We are forecasting that non-OPEC oil supply will average 1.17 MMbbl/d more in the second half of 2024 than in the second half of 2023. Additionally, we are forecasting that supply will be outstripped by demand in the third quarter by around 350,000 bbl/d. We are forecasting that supply and demand will be essentially balanced during the fourth quarter.
For the remainder of the year, it is our base case that geopolitics and the ongoing wars will having limited material impact on the volumes of oil available to the market. Geopolitical developments, however, do present a potential risk to the future flow of oil, as well as the outlook for oil demand.
More importantly, the developments have the potential to disrupt the stability of the geopolitical structure that has been in place for the last 30-plus years.
Risks
We see limited potential for upside to demand growth for the rest of the year, given that the economic data continue to be disappointing.
The latest data from China’s National Bureau of Statistics (NBS) purchasing managers’ index (PMI) for manufacturing came in at 49.5 in June and is the second consecutive month of reading below 50, which indicates contraction. New orders, raw material stocks, employment and new export orders were all in contraction. The non-manufacturing PMI (includes services and construction) showed a slowdown in growth with the PMI decreasing to 50.5 from 51.1 in May, which is the lowest since last December.
While the inflation rate is coming down in the U.S., economic growth is also slowing with the job market cooling and consumers finding it more difficult to increase spending. In Europe, the largest economies—France and Germany—continue to struggle in the face of uncertainty.
The major economies continue to deal with their own short-term issues, and we see a limited likelihood of any major economic downturn occurring during the second half of this year. The risk of an economic downturn becomes more likely over time, in part, because each of the major economies will need to resolve their own specific structural factors that undermine their capabilities for sustainable economic growth.
From a supply perspective, there are upside and downside risks.
While we are forecasting that non-OPEC supply will increase during the second half of this year, it is possible that the extent of the increase will be less than our forecast, in part, because of U.S. production increasing at a lower level than our current forecast.

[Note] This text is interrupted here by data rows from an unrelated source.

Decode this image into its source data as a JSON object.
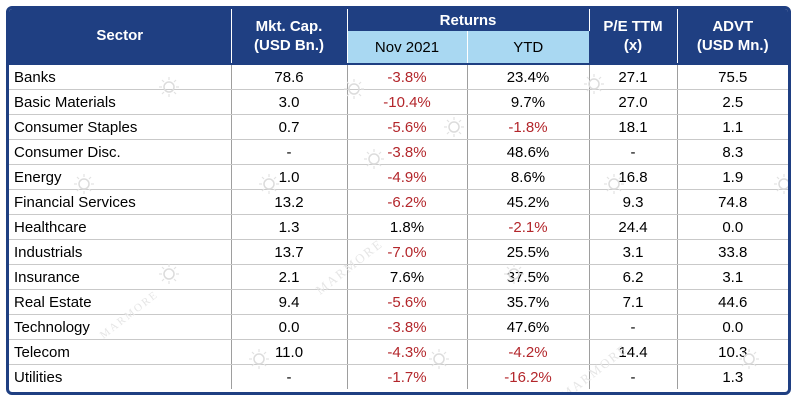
{
  "table": {
    "headers": {
      "sector": "Sector",
      "mktcap_line1": "Mkt. Cap.",
      "mktcap_line2": "(USD Bn.)",
      "returns": "Returns",
      "nov": "Nov 2021",
      "ytd": "YTD",
      "pe_line1": "P/E TTM",
      "pe_line2": "(x)",
      "advt_line1": "ADVT",
      "advt_line2": "(USD Mn.)"
    },
    "rows": [
      {
        "sector": "Banks",
        "mktcap": "78.6",
        "nov": "-3.8%",
        "ytd": "23.4%",
        "pe": "27.1",
        "advt": "75.5"
      },
      {
        "sector": "Basic Materials",
        "mktcap": "3.0",
        "nov": "-10.4%",
        "ytd": "9.7%",
        "pe": "27.0",
        "advt": "2.5"
      },
      {
        "sector": "Consumer Staples",
        "mktcap": "0.7",
        "nov": "-5.6%",
        "ytd": "-1.8%",
        "pe": "18.1",
        "advt": "1.1"
      },
      {
        "sector": "Consumer Disc.",
        "mktcap": "-",
        "nov": "-3.8%",
        "ytd": "48.6%",
        "pe": "-",
        "advt": "8.3"
      },
      {
        "sector": "Energy",
        "mktcap": "1.0",
        "nov": "-4.9%",
        "ytd": "8.6%",
        "pe": "16.8",
        "advt": "1.9"
      },
      {
        "sector": "Financial Services",
        "mktcap": "13.2",
        "nov": "-6.2%",
        "ytd": "45.2%",
        "pe": "9.3",
        "advt": "74.8"
      },
      {
        "sector": "Healthcare",
        "mktcap": "1.3",
        "nov": "1.8%",
        "ytd": "-2.1%",
        "pe": "24.4",
        "advt": "0.0"
      },
      {
        "sector": "Industrials",
        "mktcap": "13.7",
        "nov": "-7.0%",
        "ytd": "25.5%",
        "pe": "3.1",
        "advt": "33.8"
      },
      {
        "sector": "Insurance",
        "mktcap": "2.1",
        "nov": "7.6%",
        "ytd": "37.5%",
        "pe": "6.2",
        "advt": "3.1"
      },
      {
        "sector": "Real Estate",
        "mktcap": "9.4",
        "nov": "-5.6%",
        "ytd": "35.7%",
        "pe": "7.1",
        "advt": "44.6"
      },
      {
        "sector": "Technology",
        "mktcap": "0.0",
        "nov": "-3.8%",
        "ytd": "47.6%",
        "pe": "-",
        "advt": "0.0"
      },
      {
        "sector": "Telecom",
        "mktcap": "11.0",
        "nov": "-4.3%",
        "ytd": "-4.2%",
        "pe": "14.4",
        "advt": "10.3"
      },
      {
        "sector": "Utilities",
        "mktcap": "-",
        "nov": "-1.7%",
        "ytd": "-16.2%",
        "pe": "-",
        "advt": "1.3"
      }
    ]
  },
  "watermark": "MARMORE",
  "colors": {
    "header_bg": "#1f3f82",
    "subheader_bg": "#a9d8f2",
    "negative": "#b3262b",
    "positive": "#000000"
  }
}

Last year, U.S. production increased significantly in the second half of last year. At the beginning of 2023, U.S. production was 12.2 MMbbl/d and production remained flat through most of May. By the end of 2023, U.S. production had reached 13.2 MMbbl/d. For 2024, increasing supply will be more challenging unless U.S. producers start ramping up capital expenditures and drilling programs beyond current plans.
There is also the potential that supply will be greater than forecasted because of additional supply from OPEC+ resulting from a breakdown in cooperation among members. While there are inherent challenges to maintaining discipline and cohesion among the members, we are expecting OPEC+ to continue focusing on managing supply proactively to align with demand. One nagging concern is that the research arm of OPEC is still forecasting demand growth of 2.25 MMbbl/d for 2024, which is significantly higher than our forecast, as well as IEA’s forecast.